Advertisement

How to Spread a Policy Disease : Washington must act on health-care reform

Share

Washington, take note: While Congress and the White House play political poker over how much national health care reform there should be and how soon, the nation’s most populous state isn’t waiting to play its high-stakes hand.

On the November state ballot is an ambitious but ill-advised initiative called the California Health Security Act. More than a million signatures were collected in order to bring the Canadian-style health care proposal up for a vote.

Absent action at the federal level, many Californians won’t see any reason not to vote for the sweeping measure, which would create the largest government entitlement program ever put together by a state.

Advertisement

To finance a plan that would provide medical care for all lawful residents of California, the plan would require payroll taxes of from 4.4% to 8.9% and would boost the state’s income tax 2.5% to 5%. This is worrisome (it would also add $1 a pack to the price of cigarettes, which is not). Doctors and hospitals would be paid by a new state agency.

This plan goes further than the one proposed by President Clinton, and goes leagues beyond most other plans being seriously discussed on Capitol Hill. Therein lies the political lesson for Congress: Take the lead in health care or accept the consequences. Failure to achieve reform at the national level can only spur more piecemeal state approaches such as the one now on the California ballot.

Congress has made progress: Two Senate committees and two House committees have passed health care reform bills. But the naysayers (“no real need for health care reform”), the zealots (“blow up the current system and start over”) and the great undecided middle have been unable to reach any agreement.

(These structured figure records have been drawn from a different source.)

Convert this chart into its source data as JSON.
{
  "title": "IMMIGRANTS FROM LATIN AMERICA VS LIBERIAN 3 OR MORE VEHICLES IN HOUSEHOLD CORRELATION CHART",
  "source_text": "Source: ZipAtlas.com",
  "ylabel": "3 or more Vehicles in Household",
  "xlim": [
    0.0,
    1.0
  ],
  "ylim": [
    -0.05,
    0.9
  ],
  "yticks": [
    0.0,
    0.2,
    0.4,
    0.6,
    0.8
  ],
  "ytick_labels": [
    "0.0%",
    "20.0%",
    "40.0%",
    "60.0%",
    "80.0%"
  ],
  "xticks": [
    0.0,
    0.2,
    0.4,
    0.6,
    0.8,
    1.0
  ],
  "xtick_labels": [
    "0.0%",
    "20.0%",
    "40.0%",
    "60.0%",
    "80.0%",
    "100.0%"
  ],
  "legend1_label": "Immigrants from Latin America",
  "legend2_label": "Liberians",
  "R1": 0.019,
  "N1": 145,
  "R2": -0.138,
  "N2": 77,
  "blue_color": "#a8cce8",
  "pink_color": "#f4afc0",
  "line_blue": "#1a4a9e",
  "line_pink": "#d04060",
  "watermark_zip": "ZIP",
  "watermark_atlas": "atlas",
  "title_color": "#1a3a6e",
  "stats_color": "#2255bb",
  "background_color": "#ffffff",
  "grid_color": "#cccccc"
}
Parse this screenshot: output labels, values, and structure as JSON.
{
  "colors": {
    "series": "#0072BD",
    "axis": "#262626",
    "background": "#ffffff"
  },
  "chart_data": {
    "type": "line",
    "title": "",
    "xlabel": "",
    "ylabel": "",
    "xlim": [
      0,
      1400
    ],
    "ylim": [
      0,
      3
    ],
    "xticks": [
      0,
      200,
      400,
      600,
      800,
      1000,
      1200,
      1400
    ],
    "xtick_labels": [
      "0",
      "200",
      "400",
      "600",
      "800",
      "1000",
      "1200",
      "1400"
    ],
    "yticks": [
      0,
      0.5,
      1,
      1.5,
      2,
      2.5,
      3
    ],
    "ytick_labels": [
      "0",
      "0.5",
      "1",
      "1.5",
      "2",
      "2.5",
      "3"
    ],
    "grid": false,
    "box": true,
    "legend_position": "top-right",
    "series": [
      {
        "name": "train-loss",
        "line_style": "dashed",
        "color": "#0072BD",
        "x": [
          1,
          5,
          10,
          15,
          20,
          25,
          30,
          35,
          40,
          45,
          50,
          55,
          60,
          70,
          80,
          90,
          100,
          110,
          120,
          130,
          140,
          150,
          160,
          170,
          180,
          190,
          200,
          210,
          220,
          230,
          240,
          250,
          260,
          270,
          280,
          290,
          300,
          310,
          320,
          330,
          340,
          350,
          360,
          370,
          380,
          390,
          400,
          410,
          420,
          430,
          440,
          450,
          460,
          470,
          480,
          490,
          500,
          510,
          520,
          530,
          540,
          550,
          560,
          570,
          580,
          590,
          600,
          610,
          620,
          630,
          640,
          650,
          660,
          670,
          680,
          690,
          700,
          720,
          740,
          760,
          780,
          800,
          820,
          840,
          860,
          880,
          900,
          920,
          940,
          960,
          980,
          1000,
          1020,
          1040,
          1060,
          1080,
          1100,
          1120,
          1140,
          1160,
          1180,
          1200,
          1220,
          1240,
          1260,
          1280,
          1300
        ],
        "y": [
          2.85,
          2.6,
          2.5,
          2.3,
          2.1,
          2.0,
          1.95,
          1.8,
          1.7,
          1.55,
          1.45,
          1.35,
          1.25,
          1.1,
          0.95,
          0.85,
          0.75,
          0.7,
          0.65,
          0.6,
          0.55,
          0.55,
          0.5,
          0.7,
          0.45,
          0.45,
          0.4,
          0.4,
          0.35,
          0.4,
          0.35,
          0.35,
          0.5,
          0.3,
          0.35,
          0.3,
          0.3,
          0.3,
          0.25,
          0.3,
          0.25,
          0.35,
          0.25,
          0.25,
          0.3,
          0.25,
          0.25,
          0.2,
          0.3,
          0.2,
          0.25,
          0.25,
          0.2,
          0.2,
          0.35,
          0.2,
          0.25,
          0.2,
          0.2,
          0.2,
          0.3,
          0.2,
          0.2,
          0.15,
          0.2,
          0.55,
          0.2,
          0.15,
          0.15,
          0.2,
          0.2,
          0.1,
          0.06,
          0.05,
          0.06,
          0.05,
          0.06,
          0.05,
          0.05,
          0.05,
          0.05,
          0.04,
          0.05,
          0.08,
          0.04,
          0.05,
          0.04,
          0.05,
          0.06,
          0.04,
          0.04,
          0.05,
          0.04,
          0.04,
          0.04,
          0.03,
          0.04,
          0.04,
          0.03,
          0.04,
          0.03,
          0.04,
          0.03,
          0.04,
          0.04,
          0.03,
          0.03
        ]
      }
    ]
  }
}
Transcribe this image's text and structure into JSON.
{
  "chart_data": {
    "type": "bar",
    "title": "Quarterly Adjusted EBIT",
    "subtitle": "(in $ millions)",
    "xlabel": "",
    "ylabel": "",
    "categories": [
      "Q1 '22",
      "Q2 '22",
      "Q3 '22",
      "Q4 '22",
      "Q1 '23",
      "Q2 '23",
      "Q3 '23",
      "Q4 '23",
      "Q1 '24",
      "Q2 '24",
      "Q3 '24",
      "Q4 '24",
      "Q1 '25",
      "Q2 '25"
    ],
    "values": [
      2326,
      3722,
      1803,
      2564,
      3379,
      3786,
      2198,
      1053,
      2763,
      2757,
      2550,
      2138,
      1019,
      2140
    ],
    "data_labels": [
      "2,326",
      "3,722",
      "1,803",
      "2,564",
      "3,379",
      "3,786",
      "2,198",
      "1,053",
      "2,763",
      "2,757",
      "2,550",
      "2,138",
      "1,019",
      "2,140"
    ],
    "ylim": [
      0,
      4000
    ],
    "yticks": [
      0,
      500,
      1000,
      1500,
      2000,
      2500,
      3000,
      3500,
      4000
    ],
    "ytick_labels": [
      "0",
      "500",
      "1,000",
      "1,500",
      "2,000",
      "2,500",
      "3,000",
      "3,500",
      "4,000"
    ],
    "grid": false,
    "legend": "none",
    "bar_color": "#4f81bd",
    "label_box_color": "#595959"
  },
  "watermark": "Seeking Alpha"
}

Democrats and Republicans should come together on the issues that most can agree on: attacking insurance fraud, cutting paperwork, outlawing insurance discrimination based on pre-existing illnesses. Another reform that should be popular: the formation of voluntary employer alliances, like the Health Insurance Plan of California, the nation’s first working alliance. Through the HIPC, workers are banding together in a large purchasing group and negotiating insurance rates that are 10% to 15% lower.

Surely Clinton and Congress can agree in these key areas, as well as on the proposition that any true reform bill must move this nation firmly if patiently toward insurance coverage for all. Time is running out for the nation’s best chance at reform. Without it, states will go their own way, and the ultimate result could well reduce the momentum for comprehensive national health care reform.